In our childhood, we were taken to Old Goa for one day of the Novena of St Francis Xavier. It was a fluvial journey from Britona to Old Goa, to and fro. I do not remember people calling St Francis ‘Gõycho Saib’, and much less Old Goa being referred to as Saibachem Gõy.

Anyway, if St Francis Xavier did practically nothing in Goa, for he was hardly in Goa, I doubt how he can be rationally called ‘Gõycho Saib’, and his divine interventions in favour of Goa are more said than proven. It is not that I belittle him, for like any Goan I have devotion for him, but this devotion has to be robust, based on proof. I wish to say that I never called him ‘Gõycho Saib’, and I shall not call him one. But I have no quarrel if others call him.

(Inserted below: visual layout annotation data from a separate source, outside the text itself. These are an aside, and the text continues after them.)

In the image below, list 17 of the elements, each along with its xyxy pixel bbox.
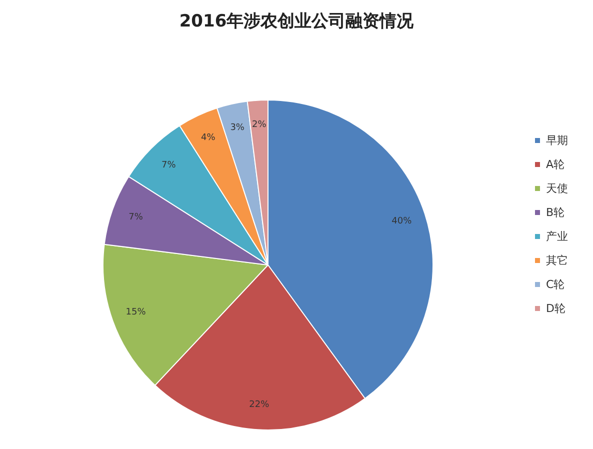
legend-label: A轮 bbox=[546, 158, 565, 171]
legend-label: D轮 bbox=[546, 302, 566, 315]
data-label: 3% bbox=[230, 122, 245, 133]
data-label: 22% bbox=[249, 400, 270, 410]
data-label: 15% bbox=[126, 308, 146, 318]
chart-title: 2016年涉农创业公司融资情况 bbox=[179, 12, 415, 32]
legend-label: 其它 bbox=[546, 254, 568, 267]
legend-label: 天使 bbox=[546, 182, 568, 195]
data-label: 4% bbox=[201, 132, 216, 143]
legend-label: 早期 bbox=[546, 134, 568, 147]
legend-label: B轮 bbox=[546, 206, 565, 219]
legend-label: 产业 bbox=[546, 230, 568, 243]
data-label: 40% bbox=[392, 216, 412, 227]
data-label: 7% bbox=[128, 212, 144, 222]
data-label: 7% bbox=[162, 160, 176, 171]
legend-label: C轮 bbox=[546, 278, 565, 291]
data-label: 2% bbox=[252, 120, 267, 130]
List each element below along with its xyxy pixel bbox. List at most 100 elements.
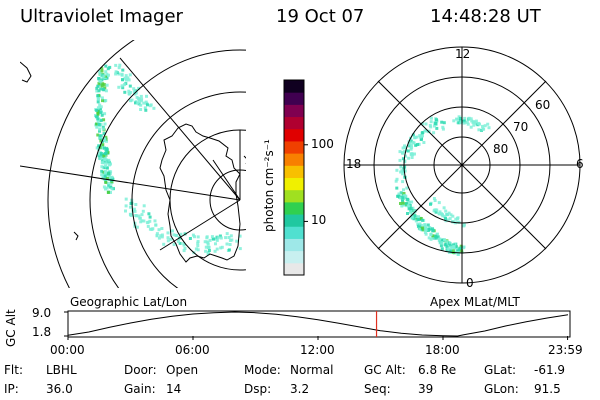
geographic-aurora <box>94 63 242 256</box>
aurora-pixel <box>101 76 105 80</box>
mlt-label-right: 6 <box>576 157 584 171</box>
aurora-pixel <box>183 247 187 250</box>
instrument-title: Ultraviolet Imager <box>20 6 183 27</box>
aurora-pixel <box>410 215 414 219</box>
aurora-pixel <box>196 241 200 245</box>
aurora-pixel <box>401 151 405 155</box>
aurora-pixel <box>441 214 445 218</box>
footer-label: Seq: <box>364 382 391 396</box>
aurora-pixel <box>433 199 437 202</box>
aurora-pixel <box>98 127 102 131</box>
aurora-pixel <box>456 220 460 224</box>
aurora-pixel <box>100 169 104 173</box>
aurora-pixel <box>429 202 432 206</box>
aurora-pixel <box>100 78 104 82</box>
aurora-pixel <box>463 116 467 120</box>
aurora-pixel <box>423 231 427 234</box>
aurora-pixel <box>100 165 104 169</box>
colorbar-tick-label: 100 <box>311 136 334 151</box>
aurora-pixel <box>473 121 477 124</box>
aurora-pixel <box>101 127 105 131</box>
aurora-pixel <box>409 207 413 210</box>
aurora-pixel <box>121 78 124 82</box>
aurora-pixel <box>101 159 104 163</box>
aurora-pixel <box>123 76 127 80</box>
aurora-pixel <box>97 81 101 85</box>
aurora-pixel <box>405 186 409 190</box>
aurora-pixel <box>229 234 233 238</box>
aurora-pixel <box>135 101 139 105</box>
aurora-pixel <box>105 83 109 87</box>
aurora-pixel <box>477 128 481 132</box>
aurora-pixel <box>441 125 445 129</box>
aurora-pixel <box>166 231 170 235</box>
aurora-pixel <box>117 85 121 89</box>
aurora-pixel <box>472 123 476 127</box>
aurora-pixel <box>459 120 463 124</box>
aurora-pixel <box>100 67 104 71</box>
aurora-pixel <box>218 234 222 238</box>
footer-value: LBHL <box>46 363 77 377</box>
aurora-pixel <box>105 166 109 170</box>
aurora-pixel <box>128 84 132 88</box>
aurora-pixel <box>235 239 239 243</box>
aurora-pixel <box>138 216 142 220</box>
aurora-pixel <box>228 243 232 246</box>
aurora-pixel <box>101 170 105 174</box>
aurora-pixel <box>130 98 134 102</box>
aurora-pixel <box>103 146 106 150</box>
colorbar-cell <box>284 92 304 105</box>
aurora-pixel <box>467 116 471 120</box>
footer-label: GLat: <box>484 363 517 377</box>
aurora-pixel <box>96 106 100 110</box>
aurora-pixel <box>148 215 152 219</box>
aurora-pixel <box>97 77 101 80</box>
aurora-pixel <box>404 154 408 158</box>
aurora-pixel <box>214 242 217 246</box>
strip-xtick-label: 23:59 <box>548 343 583 357</box>
aurora-pixel <box>450 245 454 249</box>
aurora-pixel <box>117 66 121 70</box>
aurora-pixel <box>439 244 443 248</box>
aurora-pixel <box>401 201 405 205</box>
footer-value: -61.9 <box>534 363 566 377</box>
aurora-pixel <box>162 242 166 246</box>
aurora-pixel <box>160 233 164 237</box>
aurora-pixel <box>425 228 429 232</box>
aurora-pixel <box>403 144 407 148</box>
aurora-pixel <box>418 222 422 226</box>
geographic-map-label: Geographic Lat/Lon <box>70 295 188 309</box>
aurora-pixel <box>136 97 140 100</box>
aurora-pixel <box>120 72 124 76</box>
aurora-pixel <box>118 63 122 67</box>
aurora-pixel <box>175 234 179 238</box>
aurora-pixel <box>140 219 144 223</box>
aurora-pixel <box>107 184 111 188</box>
geographic-grid <box>20 40 246 288</box>
aurora-pixel <box>419 138 423 141</box>
aurora-pixel <box>457 121 461 125</box>
aurora-pixel <box>431 229 435 233</box>
aurora-pixel <box>172 243 176 246</box>
footer-value: 3.2 <box>290 382 310 396</box>
aurora-pixel <box>142 219 146 223</box>
aurora-pixel <box>459 244 463 248</box>
aurora-pixel <box>103 166 107 170</box>
time-label: 14:48:28 UT <box>430 6 541 27</box>
aurora-pixel <box>220 245 224 249</box>
aurora-pixel <box>208 238 212 242</box>
aurora-pixel <box>124 74 128 78</box>
strip-ylabel-text: GC Alt <box>4 309 18 347</box>
aurora-pixel <box>451 214 455 218</box>
aurora-pixel <box>109 170 113 174</box>
aurora-pixel <box>400 204 404 208</box>
mlt-label-top: 12 <box>455 47 471 61</box>
aurora-pixel <box>404 194 408 198</box>
aurora-pixel <box>422 225 426 229</box>
aurora-pixel <box>166 239 170 243</box>
footer-value: Open <box>166 363 199 377</box>
aurora-pixel <box>99 157 103 161</box>
aurora-pixel <box>401 172 405 176</box>
aurora-pixel <box>106 190 110 194</box>
aurora-pixel <box>101 82 105 86</box>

Now coming to the concept of Saib (or Saheb), its usual meaning is ‘Lord’. So ‘Gõycho Saib’ would mean the Lord of Goa. I would be cautious in calling any human being, however, saintly s/he maybe, ‘Gõycho Saib’ or the Lord of Goa, for this privilege belongs to God and God alone. Only God is the ‘Gõycho Saib’ or the Lord of Goa.

From the above considerations, it results that ‘Gõycho Saib’ as applied to St Francis Xavier has no worthwhile significance, and hence what my friend Subhash Velingkar and his cohorts are doing, is chasing a mirage-like the D Quixote of the classical 17th century Spanish novel of Miguel Cervantes.

Now turning to the new claimant for the title ‘Gõycho Saib’ as proposed by Velingkar, let me submit that if the name ‘Gõycho Saib’ applied to St Francis Xavier is a myth, the very person of Parshuram is a myth and the title ‘Gõycho Saib’ sought to be given to him compounds the myth. Goa, as it stands, is not the result of the arrow thrown by Parshuram from the Sahyadri Mountains unto the seas. This is too much of a fiction to be accepted by any modern scientific bent of mind, and Velingkar, as I know him, would be the last person to believe it as a fact. The present Goa in its outline and till it has been defaced by modern economic vultures was built by the genius and hard work of those whom I would reverently call Mull Gõykar/ Ganvkar. It is they who reclaimed the land, now Goa, from the ocean, by building chains and chains of bunds, sluice-gates and khazan lands. They are the real founders of Goa. Shall I call them, without offending anyone’s pious ears, the real “Gõyche Saib/Saibinni”? Only if they agree, can the mythical figure of Parshuram be brought in as the symbol of their prowess, as St Francis Xavier is brought in as the father of our faith.